Thursday, March 03, 2005
It's Been a While
And during this blog-hiatus, we've written The Cauldron Crack'd, a cookbook focusing on Renaissance Faire Foods, RenFaire anecdotes, and a few historical recipes, too.
It's not by any means a scholarly piece, just ignore the pendantic prose and the excerpts from medieval texts. That's to appease the Authenticity Mavens who will be at the OU Medieval Faire, hovering over our shoulders and critiquing what we did.
The rest of the book is fun.
We're proofing it now for my inevitable typos (y'all are too kind and have overlooked them on this blog, but they shouldn't be in the book), and formatting it for Lulu.com.
That should all be done by this weekend.
On further news, I've been re-activating the Italian sourdough starters, Tri-Pliny and Quintina. They are more delicate than I'd hoped, so it may take another week or two before they are sturdy enough to bake with.
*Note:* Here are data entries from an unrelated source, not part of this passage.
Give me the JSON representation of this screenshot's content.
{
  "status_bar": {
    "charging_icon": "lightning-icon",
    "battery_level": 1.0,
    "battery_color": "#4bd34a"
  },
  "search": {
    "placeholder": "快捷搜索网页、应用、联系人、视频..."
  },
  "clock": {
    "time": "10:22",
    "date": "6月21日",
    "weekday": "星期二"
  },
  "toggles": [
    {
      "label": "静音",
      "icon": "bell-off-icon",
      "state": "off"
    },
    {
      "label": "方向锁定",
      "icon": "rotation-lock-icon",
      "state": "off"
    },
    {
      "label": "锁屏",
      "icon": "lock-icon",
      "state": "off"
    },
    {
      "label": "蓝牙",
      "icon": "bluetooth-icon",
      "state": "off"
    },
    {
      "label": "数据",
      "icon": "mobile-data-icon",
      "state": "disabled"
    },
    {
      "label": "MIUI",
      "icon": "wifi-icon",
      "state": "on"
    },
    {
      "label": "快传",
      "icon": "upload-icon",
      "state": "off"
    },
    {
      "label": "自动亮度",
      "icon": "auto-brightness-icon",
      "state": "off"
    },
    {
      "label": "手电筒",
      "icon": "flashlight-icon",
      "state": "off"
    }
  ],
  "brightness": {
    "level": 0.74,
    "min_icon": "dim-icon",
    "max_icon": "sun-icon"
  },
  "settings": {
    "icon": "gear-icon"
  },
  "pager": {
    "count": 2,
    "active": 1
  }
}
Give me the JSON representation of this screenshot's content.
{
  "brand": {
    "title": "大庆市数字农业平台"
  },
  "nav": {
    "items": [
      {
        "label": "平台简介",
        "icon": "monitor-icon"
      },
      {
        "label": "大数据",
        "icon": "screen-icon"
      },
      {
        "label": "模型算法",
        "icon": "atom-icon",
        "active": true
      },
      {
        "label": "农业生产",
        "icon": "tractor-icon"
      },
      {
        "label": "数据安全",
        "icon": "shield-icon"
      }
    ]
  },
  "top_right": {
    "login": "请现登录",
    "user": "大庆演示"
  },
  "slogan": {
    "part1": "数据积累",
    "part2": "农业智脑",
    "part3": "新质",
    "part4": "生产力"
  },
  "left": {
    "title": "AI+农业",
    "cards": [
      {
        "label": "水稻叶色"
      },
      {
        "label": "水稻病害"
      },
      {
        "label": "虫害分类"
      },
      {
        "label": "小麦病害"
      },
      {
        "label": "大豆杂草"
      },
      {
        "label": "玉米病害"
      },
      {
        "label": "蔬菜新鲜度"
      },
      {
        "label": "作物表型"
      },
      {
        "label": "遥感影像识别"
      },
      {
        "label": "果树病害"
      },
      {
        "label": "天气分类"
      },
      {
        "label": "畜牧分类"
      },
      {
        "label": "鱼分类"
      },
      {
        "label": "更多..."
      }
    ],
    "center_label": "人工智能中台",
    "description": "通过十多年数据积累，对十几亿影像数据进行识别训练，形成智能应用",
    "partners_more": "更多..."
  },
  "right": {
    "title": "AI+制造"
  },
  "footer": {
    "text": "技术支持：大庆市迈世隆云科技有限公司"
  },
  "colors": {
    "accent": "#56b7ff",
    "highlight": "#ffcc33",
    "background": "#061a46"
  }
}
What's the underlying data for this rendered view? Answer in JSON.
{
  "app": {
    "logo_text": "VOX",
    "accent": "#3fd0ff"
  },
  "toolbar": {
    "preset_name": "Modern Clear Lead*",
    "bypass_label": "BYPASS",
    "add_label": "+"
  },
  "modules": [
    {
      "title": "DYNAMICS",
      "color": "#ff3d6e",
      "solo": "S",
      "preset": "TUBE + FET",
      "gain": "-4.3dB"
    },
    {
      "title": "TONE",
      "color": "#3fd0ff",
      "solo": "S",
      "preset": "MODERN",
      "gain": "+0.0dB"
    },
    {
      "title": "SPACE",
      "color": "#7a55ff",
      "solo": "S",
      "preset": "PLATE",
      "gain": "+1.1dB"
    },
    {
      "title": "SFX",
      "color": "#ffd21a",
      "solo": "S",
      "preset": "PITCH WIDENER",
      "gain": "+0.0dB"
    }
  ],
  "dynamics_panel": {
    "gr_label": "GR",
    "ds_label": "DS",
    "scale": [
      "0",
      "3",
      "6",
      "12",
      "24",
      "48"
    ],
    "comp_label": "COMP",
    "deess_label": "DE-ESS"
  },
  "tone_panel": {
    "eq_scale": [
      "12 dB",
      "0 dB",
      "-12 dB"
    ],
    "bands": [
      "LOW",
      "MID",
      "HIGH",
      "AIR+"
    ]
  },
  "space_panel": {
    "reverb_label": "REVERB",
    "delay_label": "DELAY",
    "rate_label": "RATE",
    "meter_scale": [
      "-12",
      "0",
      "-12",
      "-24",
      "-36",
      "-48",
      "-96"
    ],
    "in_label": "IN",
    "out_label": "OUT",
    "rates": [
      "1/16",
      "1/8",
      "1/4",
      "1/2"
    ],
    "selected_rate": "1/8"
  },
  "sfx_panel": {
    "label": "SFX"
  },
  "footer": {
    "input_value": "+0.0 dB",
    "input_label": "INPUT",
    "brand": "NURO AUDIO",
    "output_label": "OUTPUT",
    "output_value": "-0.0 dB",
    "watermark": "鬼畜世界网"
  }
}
Tri-Pliny seems very masculine in aspect - slow off the start, determined, and single focused. He ignores most of the variables (mostly temperature and humidity fluctuations), and if he reacts at all, it's a slow one that I can control better. I won't find he's blown through a feeding and collapsed of exhaustion the way Quintina does. I won't know for sure if Tri-Pliny is male until I bake with him.
Quintina, however, is indisputably female. I can tell even before baking with her. She's coy and needs lots of coaxing, but has an underlying sturdiness I haven't found in Tri-Pliny yet. She's variable and quick to react to circumstances, too. Be slow feeding her, and she collapses from starvation. A little food, though, and she's back to full vigor. She's such a drama queen!
I can't wait to taste Tri-Pliny and Quintina.
Yeast beasties are the only pet that thrives the more you eat of it. I bet a vat of sourdough was the original never-empty cauldron of fairytales.